I wrote a set of scripts that will automatically find rare words in a book or text. 1. The first script will FTP a very large number of ascii coded classic books from the gutenberg project (www.gutenberg.org). 2. The second one computes a histogram of word frequencies for all those books. 3. The third one takes the text where one wants to find rare words. It will start by showing all the words in it with count 0 in the histogram, then the ones with count 1 and so on. The user chooses manually which words he wants to include in the glossary and then chooses to stop as the scripts starts showing words with higher counts. 4. The chosen words are looked up automatically on web dictionary. 5. We have our glossary ready! The next step is unimplemented but what follows is to generate a TeX file for type-setting the ascii book with the dictionary terms as footnotes or as a glossary on the back.

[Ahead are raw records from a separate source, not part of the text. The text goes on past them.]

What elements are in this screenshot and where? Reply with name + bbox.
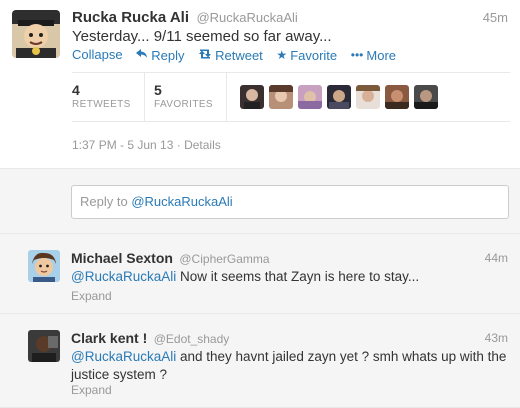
favorites-stat[interactable]: 5 FAVORITES [154,82,213,110]
reply-tweet[interactable]: Clark kent ! @Edot_shady 43m @RuckaRucka… [0,314,520,408]
favoriter-avatar[interactable] [240,85,264,109]
reply-author[interactable]: Michael Sexton @CipherGamma [71,250,270,268]
tweet-actions: Collapse Reply Retweet ★ Favorite ••• Mo… [72,47,406,63]
reply-author-handle[interactable]: @CipherGamma [179,252,269,266]
collapse-label: Collapse [72,47,123,62]
tweet-date[interactable]: 1:37 PM - 5 Jun 13 [72,138,173,152]
more-button[interactable]: ••• More [351,48,396,63]
separator-dot: · [176,138,181,152]
favoriter-avatar[interactable] [269,85,293,109]
retweet-icon [198,48,212,62]
author-fullname[interactable]: Rucka Rucka Ali [72,9,189,26]
favoriter-avatar[interactable] [298,85,322,109]
retweets-stat[interactable]: 4 RETWEETS [72,82,131,110]
tweet-stats: 4 RETWEETS 5 FAVORITES [72,72,510,122]
avatar[interactable] [12,10,60,58]
collapse-link[interactable]: Collapse [72,47,123,62]
reply-author-fullname[interactable]: Michael Sexton [71,250,173,266]
reply-arrow-icon [136,48,148,62]
retweet-label: Retweet [215,47,263,63]
expand-link[interactable]: Expand [71,383,112,397]
tweet-text: Yesterday... 9/11 seemed so far away... [72,28,332,45]
avatar[interactable] [28,250,60,282]
reply-mention[interactable]: @RuckaRuckaAli [71,349,176,364]
stat-divider [226,73,227,121]
star-icon: ★ [276,48,288,62]
retweet-button[interactable]: Retweet [198,48,263,63]
more-label: More [366,47,397,63]
expand-link[interactable]: Expand [71,289,112,303]
details-link[interactable]: Details [184,138,221,152]
expanded-tweet: Rucka Rucka Ali @RuckaRuckaAli 45m Yeste… [0,0,520,168]
reply-label: Reply [151,47,185,63]
more-dots-icon: ••• [350,48,364,62]
reply-text: @RuckaRuckaAli Now it seems that Zayn is… [71,268,511,286]
reply-mention[interactable]: @RuckaRuckaAli [71,269,176,284]
tweet-author[interactable]: Rucka Rucka Ali @RuckaRuckaAli [72,9,298,27]
reply-timestamp[interactable]: 43m [485,331,508,345]
reply-box-area: Reply to @RuckaRuckaAli [0,168,520,234]
favoriter-avatar[interactable] [414,85,438,109]
reply-tweet[interactable]: Michael Sexton @CipherGamma 44m @RuckaRu… [0,234,520,314]
reply-author-fullname[interactable]: Clark kent ! [71,330,147,346]
reply-body: Now it seems that Zayn is here to stay..… [176,269,420,284]
favorite-label: Favorite [290,47,338,63]
avatar[interactable] [28,330,60,362]
reply-author[interactable]: Clark kent ! @Edot_shady [71,330,229,348]
reply-placeholder-prefix: Reply to [80,194,132,209]
favoriter-avatar[interactable] [356,85,380,109]
reply-placeholder-mention: @RuckaRuckaAli [131,194,233,209]
stat-divider [144,73,145,121]
retweets-count: 4 [72,82,80,98]
author-handle[interactable]: @RuckaRuckaAli [196,10,297,25]
reply-button[interactable]: Reply [136,48,184,63]
retweets-label: RETWEETS [72,99,131,110]
favoriter-avatar[interactable] [327,85,351,109]
favoriter-avatar[interactable] [385,85,409,109]
favorites-count: 5 [154,82,162,98]
reply-text: @RuckaRuckaAli and they havnt jailed zay… [71,348,511,384]
favorite-button[interactable]: ★ Favorite [276,48,337,63]
reply-input[interactable]: Reply to @RuckaRuckaAli [71,185,509,219]
favoriter-avatars [240,85,438,109]
reply-timestamp[interactable]: 44m [485,251,508,265]
tweet-date-line: 1:37 PM - 5 Jun 13 · Details [72,138,221,152]
favorites-label: FAVORITES [154,99,213,110]
reply-author-handle[interactable]: @Edot_shady [154,332,230,346]
tweet-timestamp[interactable]: 45m [483,10,508,25]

Replies are listed 'Best First'.
RE: Glossary maker
by vroom (His Eminence) on Apr 26, 2000 at 03:08 UTC
RE: Glossary maker
by gregorovius (Friar) on Apr 27, 2000 at 00:46 UTC
    Not an anonymous monk any more! I chose to be called gregorovius. I just posted the code on the Catacombs, but it somehow deletes all the newlines on it, even though when I edit it I do see the newlines. I don't know if it has to do with my clunky netscape 4.07. Has anybody had this problem?
RE: Glossary maker
by buzzcutbuddha (Chaplain) on Apr 26, 2000 at 16:11 UTC
    I too would like to see those scripts...
RE: Glossary maker
by Simplicus (Monk) on Apr 26, 2000 at 17:36 UTC
    me too, very much.
    Simplicus
RE: Glossary maker
by Keighvin (Novice) on Apr 26, 2000 at 20:30 UTC
    We need more registered monks to get credit for this kind of excellent craft.